TWI Q1 2026 Earnings Call Summary | Stock Taper
Logo
TWI

TWI — Titan International, Inc.

NYSE


Q1 2026 Earnings Call Summary

April 30, 2026

Twilio, Inc. (TWI) Q1 2026 Earnings Call Summary

1. Key Financial Results and Metrics

  • Revenue: $1.4 billion, up 20% year-over-year (YoY) on a reported basis and 16% on an organic basis.
  • Non-GAAP Gross Profit: $697 million, reflecting a 16% YoY growth.
  • Non-GAAP Income from Operations: $279 million, a 31% YoY increase, with a non-GAAP operating margin of 19.8%.
  • Free Cash Flow: $132 million.
  • Dollar-Based Net Expansion Rate: 114%.
  • Stock-Based Compensation: 9.7% of revenue, down from previous quarters, marking the first time below 10% since the IPO.

2. Strategic Updates and Business Highlights

  • Twilio experienced strong demand for voice services, particularly through AI applications, with voice revenue growing 20% YoY.
  • Messaging revenue also accelerated to 25%, driven by strong performance in WhatsApp and RCS, despite increased carrier fees.
  • The company reported significant growth in software add-ons, with products like Branded Calling and Conversational Intelligence seeing over 100% YoY growth.
  • Twilio's self-serve and ISV channels grew over 25% YoY, indicating strong go-to-market performance.
  • New partnerships were formed, including a multiyear deal with the PGA of America to enhance engagement for golf professionals and fans.

3. Forward Guidance and Outlook

  • Q2 Revenue Guidance: $1.42 billion to $1.43 billion, representing 15.5% to 16.5% growth.
  • Full-Year Revenue Guidance: Raised to 14% to 15% growth, up from 11.5% to 12.5%.
  • Organic Growth: Full-year organic growth range increased to 9.5% to 10.5%.
  • Non-GAAP Income from Operations: Expected between $1.08 billion to $1.1 billion for the full year.
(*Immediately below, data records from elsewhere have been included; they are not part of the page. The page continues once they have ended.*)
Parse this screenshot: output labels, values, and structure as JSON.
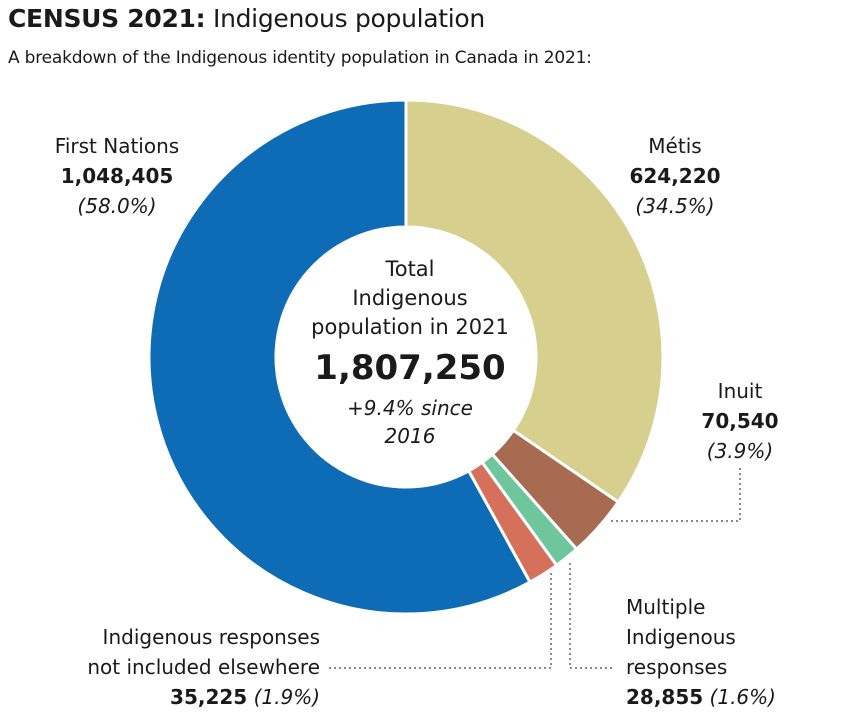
{
  "header": {
    "title_bold": "CENSUS 2021:",
    "title_rest": "Indigenous population",
    "subtitle": "A breakdown of the Indigenous identity population in Canada in 2021:"
  },
  "center": {
    "line1": "Total",
    "line2": "Indigenous",
    "line3": "population in 2021",
    "total": "1,807,250",
    "change_line1": "+9.4% since",
    "change_line2": "2016"
  },
  "chart_data": {
    "type": "pie",
    "title": "CENSUS 2021: Indigenous population",
    "subtitle": "A breakdown of the Indigenous identity population in Canada in 2021:",
    "total": 1807250,
    "total_label": "1,807,250",
    "slices": [
      {
        "name": "Métis",
        "value": 624220,
        "value_label": "624,220",
        "percent_label": "(34.5%)",
        "color": "#d6cf8e"
      },
      {
        "name": "Inuit",
        "value": 70540,
        "value_label": "70,540",
        "percent_label": "(3.9%)",
        "color": "#a66b50"
      },
      {
        "name": "Multiple Indigenous responses",
        "value": 28855,
        "value_label": "28,855",
        "percent_label": "(1.6%)",
        "color": "#6fc59c"
      },
      {
        "name": "Indigenous responses not included elsewhere",
        "value": 35225,
        "value_label": "35,225",
        "percent_label": "(1.9%)",
        "color": "#d5705a"
      },
      {
        "name": "First Nations",
        "value": 1048405,
        "value_label": "1,048,405",
        "percent_label": "(58.0%)",
        "color": "#0d6cb5"
      }
    ]
  },
  "labels": {
    "first_nations": {
      "name": "First Nations",
      "value": "1,048,405",
      "pct": "(58.0%)"
    },
    "metis": {
      "name": "Métis",
      "value": "624,220",
      "pct": "(34.5%)"
    },
    "inuit": {
      "name": "Inuit",
      "value": "70,540",
      "pct": "(3.9%)"
    },
    "multiple": {
      "line1": "Multiple",
      "line2": "Indigenous",
      "line3": "responses",
      "value": "28,855",
      "pct": "(1.6%)"
    },
    "other": {
      "line1": "Indigenous responses",
      "line2": "not included elsewhere",
      "value": "35,225",
      "pct": "(1.9%)"
    }
  }
}
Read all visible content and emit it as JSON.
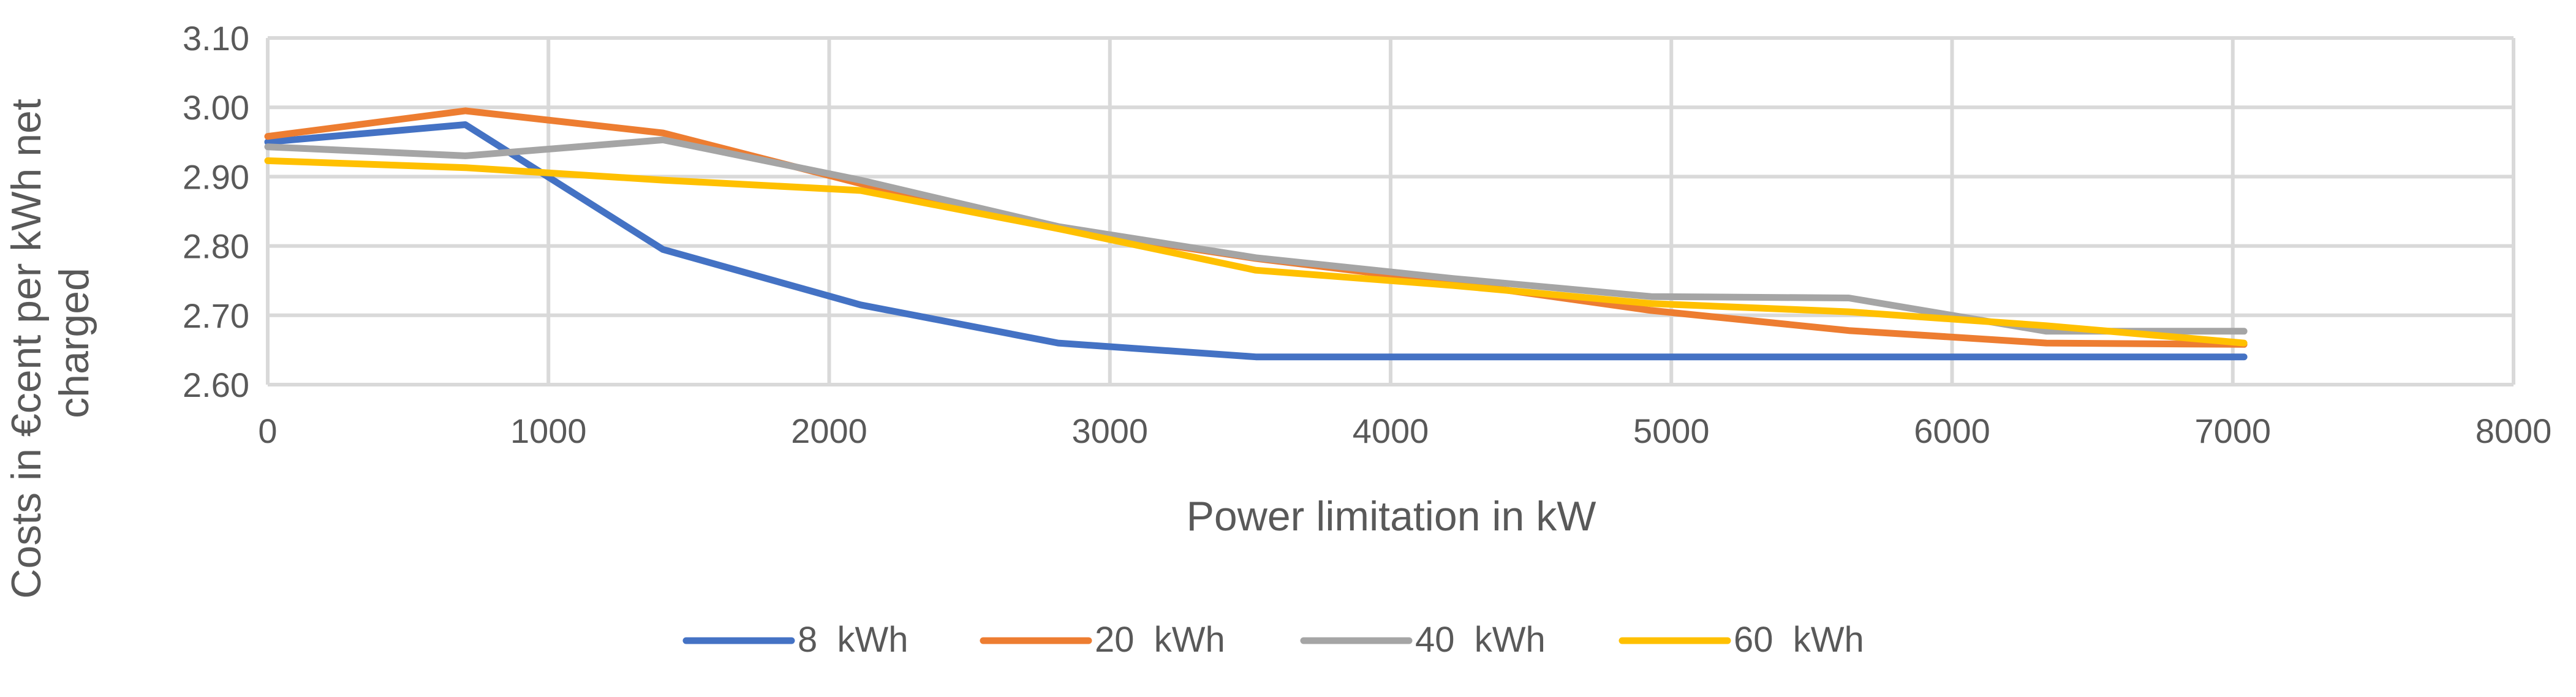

4. Bad News, Challenges, or Points of Concern

  • Gross Margin Pressure: Non-GAAP gross margin decreased to 49.6%, impacted by $46 million in incremental carrier fees.
  • Increased Carrier Fees: The company anticipates $235 million in incremental pass-through revenue from U.S. carrier fees, which will pressure margins.
  • Macro Environment: While Twilio's performance was strong, management acknowledged a dynamic macro environment that could pose risks, particularly for small businesses facing increased costs.

5. Notable Q&A Insights

  • AI Adoption: The company sees a strong future for AI in both voice and messaging, with expectations that messaging will also benefit from AI advancements.
  • Competitive Landscape: Twilio is focused on maintaining its leadership position by being a trusted partner that integrates various tools and capabilities, rather than competing directly with CRM systems.
  • Multiproduct Adoption: There has been a 29% increase in multiproduct customer count, indicating a trend towards broader adoption of Twilio's offerings.
  • Sales Strategy: The sales team is being structured to enhance multiproduct selling, with a focus on optimizing customer engagement across various channels.

Overall, Twilio reported a strong quarter with accelerated growth in revenue and profitability, driven by demand for AI-enhanced voice and messaging services, while also navigating challenges related to rising carrier fees and macroeconomic pressures.